How will people notice if you are using Electon, but not if you are doing this? Is Electron doing something that makes it unnecessarily slow or are you saying that people are just conditioned to think Electron apps are slower?



Electron is a full instance of chromium. Running an electron app is essentially running a browser, which is a heavy application. All that heft translates to inefficiency.


As opposed to a "native webview", which is totally not essentially running a browser.


My impression was that running 10 Electron apps would be like having 10 separate installations of Chromium running at the same time (with no shared memory). But running 10 WebView apps would be like having one browser with 10 tabs open, but where a lot of the the browser resources are shared.

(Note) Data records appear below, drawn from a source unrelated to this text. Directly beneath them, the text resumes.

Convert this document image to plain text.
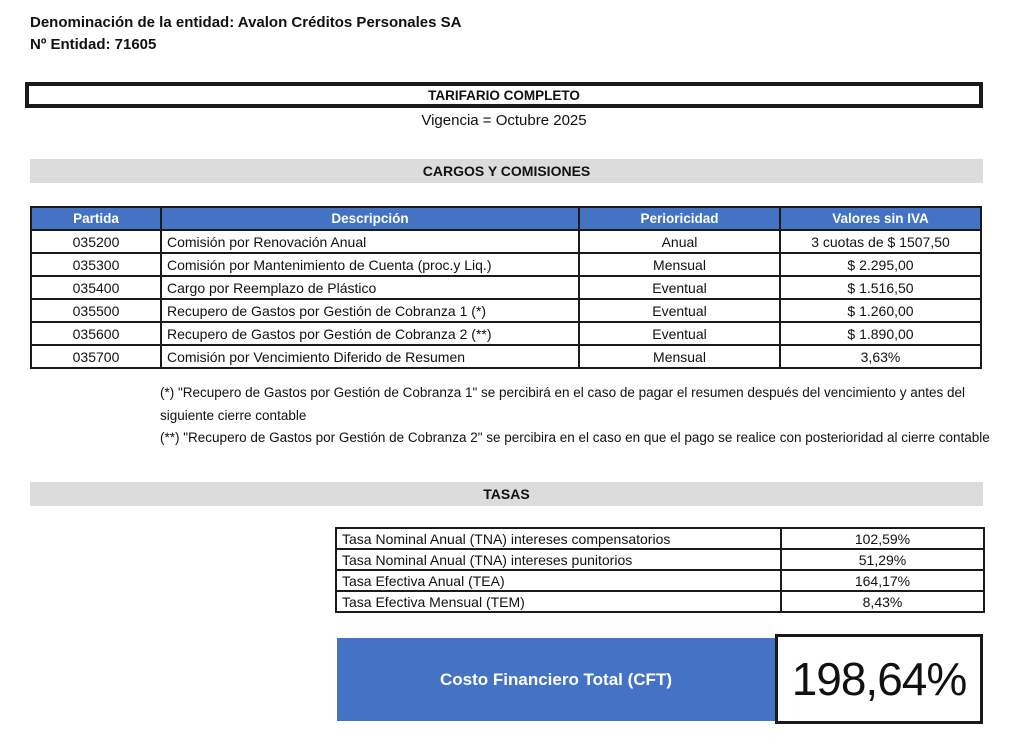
Denominación de la entidad: Avalon Créditos Personales SA
Nº Entidad: 71605
TARIFARIO COMPLETO
Vigencia = Octubre 2025
CARGOS Y COMISIONES
Partida	Descripción	Perioricidad	Valores sin IVA
035200	Comisión por Renovación Anual	Anual	3 cuotas de $ 1507,50
035300	Comisión por Mantenimiento de Cuenta (proc.y Liq.)	Mensual	$ 2.295,00
035400	Cargo por Reemplazo de Plástico	Eventual	$ 1.516,50
035500	Recupero de Gastos por Gestión de Cobranza 1 (*)	Eventual	$ 1.260,00
035600	Recupero de Gastos por Gestión de Cobranza 2 (**)	Eventual	$ 1.890,00
035700	Comisión por Vencimiento Diferido de Resumen	Mensual	3,63%

(*) "Recupero de Gastos por Gestión de Cobranza 1" se percibirá en el caso de pagar el resumen después del vencimiento y antes del siguiente cierre contable

(**) "Recupero de Gastos por Gestión de Cobranza 2" se percibira en el caso en que el pago se realice con posterioridad al cierre contable

TASAS
Tasa Nominal Anual (TNA) intereses compensatorios	102,59%
Tasa Nominal Anual (TNA) intereses punitorios	51,29%
Tasa Efectiva Anual (TEA)	164,17%
Tasa Efectiva Mensual (TEM)	8,43%
Costo Financiero Total (CFT)	198,64%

In that case, I would expect a large difference in memory footprint, although both options would be bad in terms of having a non-native user interface and user experience.

Is this incorrect?


The native webview use another instance of the engine, without running a complete web browser. If all apps did, the amount of resources required would be lower as they would share some common components.

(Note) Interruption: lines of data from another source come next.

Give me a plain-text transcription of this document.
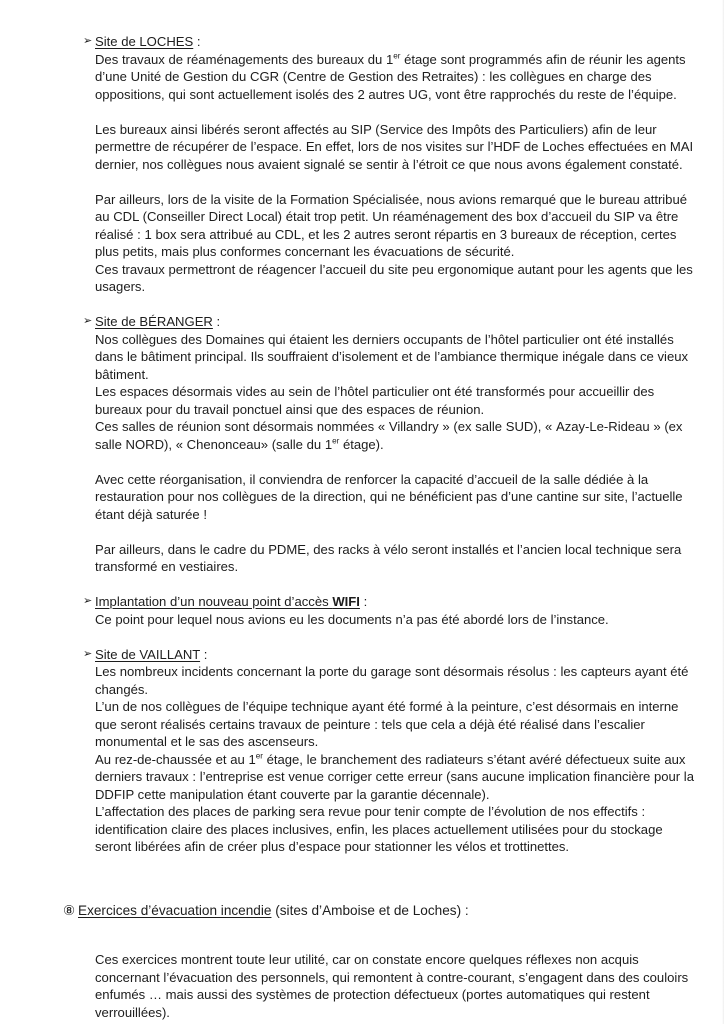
➢ Site de LOCHES :

Des travaux de réaménagements des bureaux du 1er étage sont programmés afin de réunir les agents d’une Unité de Gestion du CGR (Centre de Gestion des Retraites) : les collègues en charge des oppositions, qui sont actuellement isolés des 2 autres UG, vont être rapprochés du reste de l’équipe.

Les bureaux ainsi libérés seront affectés au SIP (Service des Impôts des Particuliers) afin de leur permettre de récupérer de l’espace. En effet, lors de nos visites sur l’HDF de Loches effectuées en MAI dernier, nos collègues nous avaient signalé se sentir à l’étroit ce que nous avons également constaté.

Par ailleurs, lors de la visite de la Formation Spécialisée, nous avions remarqué que le bureau attribué au CDL (Conseiller Direct Local) était trop petit. Un réaménagement des box d’accueil du SIP va être réalisé : 1 box sera attribué au CDL, et les 2 autres seront répartis en 3 bureaux de réception, certes plus petits, mais plus conformes concernant les évacuations de sécurité.

Ces travaux permettront de réagencer l’accueil du site peu ergonomique autant pour les agents que les usagers.

➢ Site de BÉRANGER :

Nos collègues des Domaines qui étaient les derniers occupants de l’hôtel particulier ont été installés dans le bâtiment principal. Ils souffraient d’isolement et de l’ambiance thermique inégale dans ce vieux bâtiment.

Les espaces désormais vides au sein de l’hôtel particulier ont été transformés pour accueillir des bureaux pour du travail ponctuel ainsi que des espaces de réunion.

Ces salles de réunion sont désormais nommées « Villandry » (ex salle SUD), « Azay-Le-Rideau » (ex salle NORD), « Chenonceau» (salle du 1er étage).

Avec cette réorganisation, il conviendra de renforcer la capacité d’accueil de la salle dédiée à la restauration pour nos collègues de la direction, qui ne bénéficient pas d’une cantine sur site, l’actuelle étant déjà saturée !

Par ailleurs, dans le cadre du PDME, des racks à vélo seront installés et l’ancien local technique sera transformé en vestiaires.

➢ Implantation d’un nouveau point d’accès WIFI :

Ce point pour lequel nous avions eu les documents n’a pas été abordé lors de l’instance.

➢ Site de VAILLANT :

Les nombreux incidents concernant la porte du garage sont désormais résolus : les capteurs ayant été changés.

L’un de nos collègues de l’équipe technique ayant été formé à la peinture, c’est désormais en interne que seront réalisés certains travaux de peinture : tels que cela a déjà été réalisé dans l’escalier monumental et le sas des ascenseurs.

Au rez-de-chaussée et au 1er étage, le branchement des radiateurs s’étant avéré défectueux suite aux derniers travaux : l’entreprise est venue corriger cette erreur (sans aucune implication financière pour la DDFIP cette manipulation étant couverte par la garantie décennale).

L’affectation des places de parking sera revue pour tenir compte de l’évolution de nos effectifs : identification claire des places inclusives, enfin, les places actuellement utilisées pour du stockage seront libérées afin de créer plus d’espace pour stationner les vélos et trottinettes.

⑧ Exercices d’évacuation incendie (sites d’Amboise et de Loches) :

Ces exercices montrent toute leur utilité, car on constate encore quelques réflexes non acquis concernant l’évacuation des personnels, qui remontent à contre-courant, s’engagent dans des couloirs enfumés … mais aussi des systèmes de protection défectueux (portes automatiques qui restent verrouillées).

With options like Firefox's SSB, you can use pages like 'apps' but at use the browser's resource pool instead of spinning up multiple Chromium instances.

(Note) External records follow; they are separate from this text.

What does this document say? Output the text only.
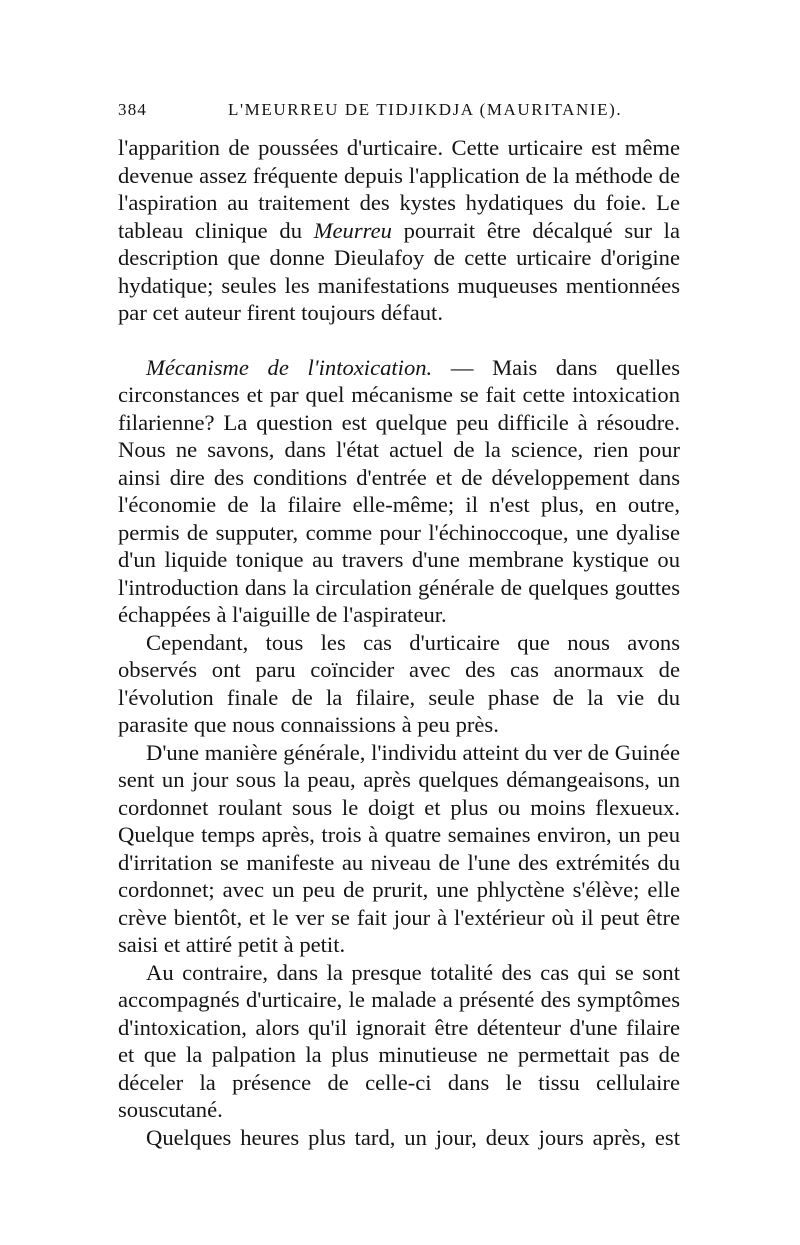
384	L'MEURREU DE TIDJIKDJA (MAURITANIE).

l'apparition de poussées d'urticaire. Cette urticaire est même devenue assez fréquente depuis l'application de la méthode de l'aspiration au traitement des kystes hydatiques du foie. Le tableau clinique du Meurreu pourrait être décalqué sur la description que donne Dieulafoy de cette urticaire d'origine hydatique; seules les manifestations muqueuses mentionnées par cet auteur firent toujours défaut.

Mécanisme de l'intoxication. — Mais dans quelles circonstances et par quel mécanisme se fait cette intoxication filarienne? La question est quelque peu difficile à résoudre. Nous ne savons, dans l'état actuel de la science, rien pour ainsi dire des conditions d'entrée et de développement dans l'économie de la filaire elle-même; il n'est plus, en outre, permis de supputer, comme pour l'échinoccoque, une dyalise d'un liquide tonique au travers d'une membrane kystique ou l'introduction dans la circulation générale de quelques gouttes échappées à l'aiguille de l'aspirateur.

Cependant, tous les cas d'urticaire que nous avons observés ont paru coïncider avec des cas anormaux de l'évolution finale de la filaire, seule phase de la vie du parasite que nous connaissions à peu près.

D'une manière générale, l'individu atteint du ver de Guinée sent un jour sous la peau, après quelques démangeaisons, un cordonnet roulant sous le doigt et plus ou moins flexueux. Quelque temps après, trois à quatre semaines environ, un peu d'irritation se manifeste au niveau de l'une des extrémités du cordonnet; avec un peu de prurit, une phlyctène s'élève; elle crève bientôt, et le ver se fait jour à l'extérieur où il peut être saisi et attiré petit à petit.

Au contraire, dans la presque totalité des cas qui se sont accompagnés d'urticaire, le malade a présenté des symptômes d'intoxication, alors qu'il ignorait être détenteur d'une filaire et que la palpation la plus minutieuse ne permettait pas de déceler la présence de celle-ci dans le tissu cellulaire souscutané.

Quelques heures plus tard, un jour, deux jours après, est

... but that's not what electron does.

Unless I'm missing something that I really don't understand...


It's my understanding that since each app is shipping with its own Electron version/runtime, that the resources of these are not and can't be shared or managed centrally. A chromeless web app running via the browser would effectively be just another tab use the current browser's resources (and extensions +1).


Agreed. Sorry, I took your previous comment as arguing against the comment it was in reply to.

I was quite keen on chrome apps, as they allowed you to share the chrome browser runtime in a similar way. If you add a native desktop shortcut, and use the chrome-hiding features then you can basically replace electron with a shared runtime. I have a dim memory that it may have been killed/hobbled now though...


To be fair, I haven't used Electron. At some point, I did try using Essential Object's EO.WebBrowser component for .NET which used similar amounts of RAM. People complained about the RAM usage, not performance.


I think the biggest problems with electron are memory usage, startup time, and possibly disk usage. All of which are because it's running a full browser instance.